Dans ce contexte, les produits de spreads ont connu quelques jours difficiles. En Europe et aux États-Unis, les indices de swaps de défaut de crédit (CDS) à haut rendement, utilisés comme indicateur du degré de risque, se sont élargis de près de 40 points de base, tandis que les spreads AT1 (Additional Tier 1) se sont élargis de près de 50 points de base. Les marchés s'étant calmés, ces mouvements se sont en partie inversés.

Le dernier pic des prix des obligations remonte toutefois à la fin du mois de mars. Bien que les bons du Trésor américain se soient vendus après la publication de l'IPC de février (le 10 mars), les spreads ont résisté, et ce n'est que la semaine dernière qu'ils ont commencé à s’élargir, même si comme indiqué précédemment nous constatons que les prix ont regagné en partie le terrain perdu.

Par ailleurs, les Collateralised Loan Obligations (CLO) continuent de faire preuve de résilience et les spreads dans ce secteur du marché n'ont pas évolué de manière significative, les spreads investment grade ne s'élargissant que légèrement dans certains sous-secteurs, mais rien d'extraordinaire.

Bien que nous soyons conscients que la géopolitique peut changer en un clin d'œil, il semble qu'avec les informations actuelles dont nous disposons, il s'agisse d'une vente justifiée mais relativement modérée des spreads.
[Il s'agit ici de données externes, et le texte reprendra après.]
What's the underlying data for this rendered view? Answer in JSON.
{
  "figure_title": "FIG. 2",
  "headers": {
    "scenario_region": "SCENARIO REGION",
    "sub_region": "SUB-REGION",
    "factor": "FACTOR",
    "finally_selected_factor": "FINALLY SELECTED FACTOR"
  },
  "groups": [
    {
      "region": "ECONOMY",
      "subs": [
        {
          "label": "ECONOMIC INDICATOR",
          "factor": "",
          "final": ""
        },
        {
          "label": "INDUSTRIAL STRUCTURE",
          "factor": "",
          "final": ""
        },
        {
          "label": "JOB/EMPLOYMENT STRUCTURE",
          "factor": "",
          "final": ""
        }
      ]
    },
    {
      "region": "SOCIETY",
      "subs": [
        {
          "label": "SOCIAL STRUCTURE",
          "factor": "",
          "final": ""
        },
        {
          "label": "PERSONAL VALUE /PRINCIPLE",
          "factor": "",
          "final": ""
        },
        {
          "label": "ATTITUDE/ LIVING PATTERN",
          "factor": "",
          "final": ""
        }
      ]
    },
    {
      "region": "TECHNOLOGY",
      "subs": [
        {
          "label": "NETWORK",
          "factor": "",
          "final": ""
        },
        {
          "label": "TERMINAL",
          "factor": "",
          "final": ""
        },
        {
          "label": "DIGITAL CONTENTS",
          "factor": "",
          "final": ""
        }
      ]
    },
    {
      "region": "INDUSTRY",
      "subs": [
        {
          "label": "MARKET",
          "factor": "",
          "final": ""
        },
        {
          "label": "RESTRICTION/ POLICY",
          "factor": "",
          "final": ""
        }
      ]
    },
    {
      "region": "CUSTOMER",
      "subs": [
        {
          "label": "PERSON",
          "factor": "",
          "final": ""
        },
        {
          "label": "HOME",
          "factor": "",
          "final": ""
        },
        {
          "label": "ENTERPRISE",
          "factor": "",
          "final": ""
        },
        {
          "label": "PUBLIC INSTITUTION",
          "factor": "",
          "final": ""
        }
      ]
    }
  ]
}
À court terme, les acteurs du marché suivront de près l'évolution de la situation. Après un mouvement de 50 points de base des bons du Trésor à 10 ans après la publication de l'IPC, nous pensons que Powell a dissipé une partie de l'incertitude avec ses commentaires de la semaine dernière. En toile de fond, les données macroéconomiques continuent de brosser un tableau fondamental raisonnable pour les spreads, la croissance en Europe et au Royaume-Uni reprend à partir de faibles niveaux, tandis que la croissance aux États-Unis décélère par rapport aux sommets du troisième trimestre 2023. Dans ce contexte, bien que nous considérions que les rendements des obligations d'État représentent un bon point d'entrée dans une perspective à moyen terme, le crédit devrait continuer à surperformer, comme c'est le cas depuis le début de l'année.